Todd Henderson: Setting up a prediction market isn’t as easy as snapping your fingers. There are many potential issues to wrestle with. What if an employee working on a team whose effort is closely related to what the prediction market is trying to forecast has important exclusive information? You could imagine situations where people would have perverse incentives to go around the team effort in order to personally profit by betting. Such scenarios raise questions about how to structure the trading. Should this team be allowed to trade? The individuals on the team? And when?

Jeff Severts: You can control for this risk by limiting the market to “play money” and modest prizes. Employees would not sacrifice the other, larger benefits of their jobs, such as their salary and stock options, to earn a small prize in a game.

The Quarterly: What role will prediction markets play in most major corporations five years from now?

Bo Cowgill: I would be cautious and say, probably not that much of a role, because of the perceived threats to existing structures. And that’s a shame, because I think the information coming from prediction markets is good, and there are so many ways, some not even tested, you can use them to understand your organization better.

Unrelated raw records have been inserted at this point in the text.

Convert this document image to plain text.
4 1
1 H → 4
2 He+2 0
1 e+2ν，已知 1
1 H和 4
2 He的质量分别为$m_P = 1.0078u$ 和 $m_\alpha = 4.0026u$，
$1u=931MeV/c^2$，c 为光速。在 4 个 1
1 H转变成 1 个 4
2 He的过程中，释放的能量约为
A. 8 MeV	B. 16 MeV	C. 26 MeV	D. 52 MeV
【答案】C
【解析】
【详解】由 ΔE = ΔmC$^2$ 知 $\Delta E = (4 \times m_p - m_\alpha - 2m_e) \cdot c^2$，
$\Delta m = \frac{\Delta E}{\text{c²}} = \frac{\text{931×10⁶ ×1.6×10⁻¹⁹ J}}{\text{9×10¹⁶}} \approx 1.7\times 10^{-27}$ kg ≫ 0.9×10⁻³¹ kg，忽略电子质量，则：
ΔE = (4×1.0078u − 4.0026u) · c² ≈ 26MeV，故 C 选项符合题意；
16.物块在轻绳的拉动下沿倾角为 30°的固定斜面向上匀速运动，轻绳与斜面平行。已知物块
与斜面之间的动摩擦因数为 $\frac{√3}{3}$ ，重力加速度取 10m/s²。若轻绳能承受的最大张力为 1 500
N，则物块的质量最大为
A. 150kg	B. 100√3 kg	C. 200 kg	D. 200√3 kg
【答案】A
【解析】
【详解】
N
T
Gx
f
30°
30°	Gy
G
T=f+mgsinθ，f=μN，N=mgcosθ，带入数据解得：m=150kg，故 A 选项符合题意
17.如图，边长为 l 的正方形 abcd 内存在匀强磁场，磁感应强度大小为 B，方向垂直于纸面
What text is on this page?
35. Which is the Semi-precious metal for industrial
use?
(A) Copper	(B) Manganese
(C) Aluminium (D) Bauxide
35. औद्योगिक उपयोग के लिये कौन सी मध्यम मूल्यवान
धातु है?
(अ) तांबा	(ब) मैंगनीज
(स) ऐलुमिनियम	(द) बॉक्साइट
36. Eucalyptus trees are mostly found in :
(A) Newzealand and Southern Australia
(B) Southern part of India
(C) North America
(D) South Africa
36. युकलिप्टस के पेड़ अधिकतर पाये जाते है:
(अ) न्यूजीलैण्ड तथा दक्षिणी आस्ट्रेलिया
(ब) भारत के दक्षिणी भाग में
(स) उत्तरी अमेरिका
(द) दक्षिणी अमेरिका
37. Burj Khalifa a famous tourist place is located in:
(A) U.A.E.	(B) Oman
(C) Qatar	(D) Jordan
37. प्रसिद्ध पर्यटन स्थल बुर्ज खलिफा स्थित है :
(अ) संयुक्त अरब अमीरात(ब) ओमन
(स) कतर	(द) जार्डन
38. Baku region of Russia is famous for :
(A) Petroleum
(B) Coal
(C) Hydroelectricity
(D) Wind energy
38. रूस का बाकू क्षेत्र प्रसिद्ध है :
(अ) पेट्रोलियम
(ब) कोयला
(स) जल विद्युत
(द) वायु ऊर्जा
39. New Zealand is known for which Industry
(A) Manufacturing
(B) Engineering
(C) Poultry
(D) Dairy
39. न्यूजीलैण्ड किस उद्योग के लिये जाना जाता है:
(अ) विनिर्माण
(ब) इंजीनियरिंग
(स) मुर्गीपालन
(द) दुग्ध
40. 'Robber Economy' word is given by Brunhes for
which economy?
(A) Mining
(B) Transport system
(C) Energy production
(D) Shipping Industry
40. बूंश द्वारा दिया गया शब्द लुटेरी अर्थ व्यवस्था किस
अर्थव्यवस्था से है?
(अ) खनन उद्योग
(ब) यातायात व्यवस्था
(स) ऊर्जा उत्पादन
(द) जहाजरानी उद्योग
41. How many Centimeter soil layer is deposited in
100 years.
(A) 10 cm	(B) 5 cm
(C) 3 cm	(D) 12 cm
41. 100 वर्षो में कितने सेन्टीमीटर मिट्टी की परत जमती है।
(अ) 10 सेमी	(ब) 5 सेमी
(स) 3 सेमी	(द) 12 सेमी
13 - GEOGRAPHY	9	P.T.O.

Todd Henderson: There are legal obstacles, too. Lots of US companies I’ve talked to worry about what the Securities and Exchange Commission would say if prediction markets start pushing information way down the hierarchy. Take the employee who sees a prediction market price on her dashboard and realizes, with some degree of confidence, that a certain drug is going to be a success. Is it illegal if she trades on this information in the real stock market? Is she an insider because she now has information that only a few top people had before? What kind of disclosure obligations does that put on a US public company? Gambling laws are another issue. Should prediction markets be viewed as an unregulated form of betting? These are enormous question marks for US public companies, and until they are straightened out I agree with Bo’s assessment that the impact will be modest.

Jeff Severts: We don’t agree. Smartly applied, this tool can help management listen to voices, throughout the company, that otherwise go unheard. While private companies have an advantage, large public companies with distributed, customer-facing operations, such as Best Buy, are great candidates for exploration. We can’t explore the topics that are reserved for official announcements to investors, but we can improve the information flow around countless smaller issues, and that may help managers make decisions more quickly and accurately. We’re definitely constrained within the current ambiguous regulatory environment, but we are optimistic that we can find a lot of value here.

James Surowiecki: I wouldn’t be surprised to see prediction markets used in many more companies than today, not least as a tool to forecast sales. Consumer-facing companies should be particularly interested. Technology companies are also natural candidates because they tend to be instinctively interested in new ideas.